His perspective is exactly what the research reveals. To begin with, human physiology supports that fact that taking large leaps toward our goals can result in discouragement. This is because big steps are inherently scary, both to the one who initiates them and to others around them. Once fear is inspired, human beings tend to demonstrate resistance, what we often call the “fight or flight” response. When this system is activated, we tend to become stuck or retreat rather than moving toward achieving our goals. When we take the smallest of steps, however, we can often sidestep our own fight or flight response.

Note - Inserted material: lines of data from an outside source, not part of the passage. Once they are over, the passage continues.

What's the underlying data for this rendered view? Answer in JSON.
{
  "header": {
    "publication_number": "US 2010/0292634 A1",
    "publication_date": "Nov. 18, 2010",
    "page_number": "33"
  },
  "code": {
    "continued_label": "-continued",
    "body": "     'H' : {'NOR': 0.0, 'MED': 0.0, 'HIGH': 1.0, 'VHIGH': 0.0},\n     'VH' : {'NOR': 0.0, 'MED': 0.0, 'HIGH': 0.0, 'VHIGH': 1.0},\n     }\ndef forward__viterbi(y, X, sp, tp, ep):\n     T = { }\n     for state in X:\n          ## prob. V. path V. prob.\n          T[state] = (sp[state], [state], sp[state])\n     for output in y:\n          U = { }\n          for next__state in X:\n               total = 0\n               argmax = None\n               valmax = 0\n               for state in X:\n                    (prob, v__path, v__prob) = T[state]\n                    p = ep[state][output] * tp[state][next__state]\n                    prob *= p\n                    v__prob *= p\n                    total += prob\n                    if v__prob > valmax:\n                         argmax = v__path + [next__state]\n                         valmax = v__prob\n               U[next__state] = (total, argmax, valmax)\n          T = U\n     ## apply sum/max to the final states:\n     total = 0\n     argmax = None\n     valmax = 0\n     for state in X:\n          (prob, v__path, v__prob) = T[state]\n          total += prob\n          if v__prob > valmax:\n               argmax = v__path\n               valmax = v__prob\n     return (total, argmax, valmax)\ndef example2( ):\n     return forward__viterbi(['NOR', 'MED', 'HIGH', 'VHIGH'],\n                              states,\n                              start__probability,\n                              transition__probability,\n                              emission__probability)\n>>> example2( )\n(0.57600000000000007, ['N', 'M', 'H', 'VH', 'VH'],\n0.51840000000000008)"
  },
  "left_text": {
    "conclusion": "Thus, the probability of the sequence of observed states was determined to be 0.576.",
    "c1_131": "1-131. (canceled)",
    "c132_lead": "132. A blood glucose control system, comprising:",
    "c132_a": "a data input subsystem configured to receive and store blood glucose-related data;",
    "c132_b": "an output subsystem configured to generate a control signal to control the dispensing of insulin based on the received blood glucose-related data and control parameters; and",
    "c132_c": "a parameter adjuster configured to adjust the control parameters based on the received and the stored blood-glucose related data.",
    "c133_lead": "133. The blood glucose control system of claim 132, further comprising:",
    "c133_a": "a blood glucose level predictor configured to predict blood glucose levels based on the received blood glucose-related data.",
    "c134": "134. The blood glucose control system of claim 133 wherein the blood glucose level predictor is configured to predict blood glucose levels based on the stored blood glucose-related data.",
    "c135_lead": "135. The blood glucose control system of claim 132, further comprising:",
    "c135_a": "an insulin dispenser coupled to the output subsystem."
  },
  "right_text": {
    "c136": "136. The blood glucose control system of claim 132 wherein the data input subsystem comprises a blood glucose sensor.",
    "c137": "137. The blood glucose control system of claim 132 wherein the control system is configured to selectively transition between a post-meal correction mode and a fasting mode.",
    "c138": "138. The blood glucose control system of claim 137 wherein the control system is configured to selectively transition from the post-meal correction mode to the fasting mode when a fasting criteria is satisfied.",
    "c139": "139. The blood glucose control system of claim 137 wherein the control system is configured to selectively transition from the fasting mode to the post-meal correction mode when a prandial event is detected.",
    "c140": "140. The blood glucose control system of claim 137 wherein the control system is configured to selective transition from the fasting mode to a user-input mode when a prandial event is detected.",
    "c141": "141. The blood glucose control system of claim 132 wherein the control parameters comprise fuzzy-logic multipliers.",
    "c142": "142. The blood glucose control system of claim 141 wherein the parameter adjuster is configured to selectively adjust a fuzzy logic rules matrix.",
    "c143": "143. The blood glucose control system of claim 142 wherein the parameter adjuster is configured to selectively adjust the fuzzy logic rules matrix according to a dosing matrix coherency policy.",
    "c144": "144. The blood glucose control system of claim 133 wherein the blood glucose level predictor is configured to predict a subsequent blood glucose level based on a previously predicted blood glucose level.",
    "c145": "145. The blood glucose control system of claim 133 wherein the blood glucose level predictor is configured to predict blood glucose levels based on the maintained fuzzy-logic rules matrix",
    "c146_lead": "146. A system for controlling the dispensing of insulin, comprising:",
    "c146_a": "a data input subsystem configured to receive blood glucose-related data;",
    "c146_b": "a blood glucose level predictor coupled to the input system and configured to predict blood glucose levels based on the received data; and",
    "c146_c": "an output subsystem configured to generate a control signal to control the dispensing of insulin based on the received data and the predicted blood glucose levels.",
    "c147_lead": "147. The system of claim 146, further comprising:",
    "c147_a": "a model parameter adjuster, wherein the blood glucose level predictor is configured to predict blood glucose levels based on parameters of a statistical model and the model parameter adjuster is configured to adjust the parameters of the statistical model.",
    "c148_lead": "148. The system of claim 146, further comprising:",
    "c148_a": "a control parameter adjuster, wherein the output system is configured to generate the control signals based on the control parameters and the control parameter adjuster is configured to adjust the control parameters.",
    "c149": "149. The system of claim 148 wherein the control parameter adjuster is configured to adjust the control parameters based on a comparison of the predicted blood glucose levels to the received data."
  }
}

Small steps can result in exceptional progress toward physical health goals. At the Mayo Clinic, researchers found that it was possible for patients to lose thirty to forty pounds in a year without ever setting foot in the gym. People who were fit and intent on losing weight simply moved more during the day. They took stairs instead of the elevator, walked on the escalator instead of standing motionless, parked at the end of the lot at the grocery store, paced in their offices, etc. While these small movements added up to only about 350 calories each day, across a year, their weight loss was thirty to forty pounds! These same researchers found that just a small change, such as standing from a sitting position doubled metabolic rate.2 Exercising one to three minutes several times each day can provide many of the same health benefits as half hour workouts as well; and a study of over 400,000 Taiwanese adults found that subjects who exercised just 15 minutes a day lived three years longer than adults who did not exercise.3

Research on relationship success revealed the same powerful impact of small efforts. Dr. John Gottman, who has studied couples’ interactions across time, has discovered several powerful predictors of marital success. One of most powerful was the number of small moments of attention couples paid to one another each day. For example, when you call your mate during the day, does his or her voice light up or does their voice tone imply you are interrupting more important tasks? Does your spouse put down the newspaper or phone to greet you warmly when you walk through the door, and does he or she remember to ask you how your dental appointment went this morning?” Such small moments of attention, frequently shared, were highly predictive of marital success.4

Kaizen is, of course, not a new idea. Recall the ancient saying, “A journey of a thousand miles begins with a single step.” The childhood tale The Tortoise and the Hare also advocates small, deliberate steps toward achieving our goals. Kaizen does, however, remain somewhat foreign to our current western way of thinking. Our 70mm Dolby, supersized, Extreme Makeover culture puts a premium on big bold steps. I’m not suggesting that this is wrong, but rather that the ability to employ both strategies – kaizen and innovation – and having the freedom to choose the one most practical and helpful in any situation, is essential in any effort to change.

Change doesn’t have to be hard. By making each step toward our goal so small that it does not inspire fear, nor require our self-control or willpower, we can steadily build the positive habits that help us to reach our goals.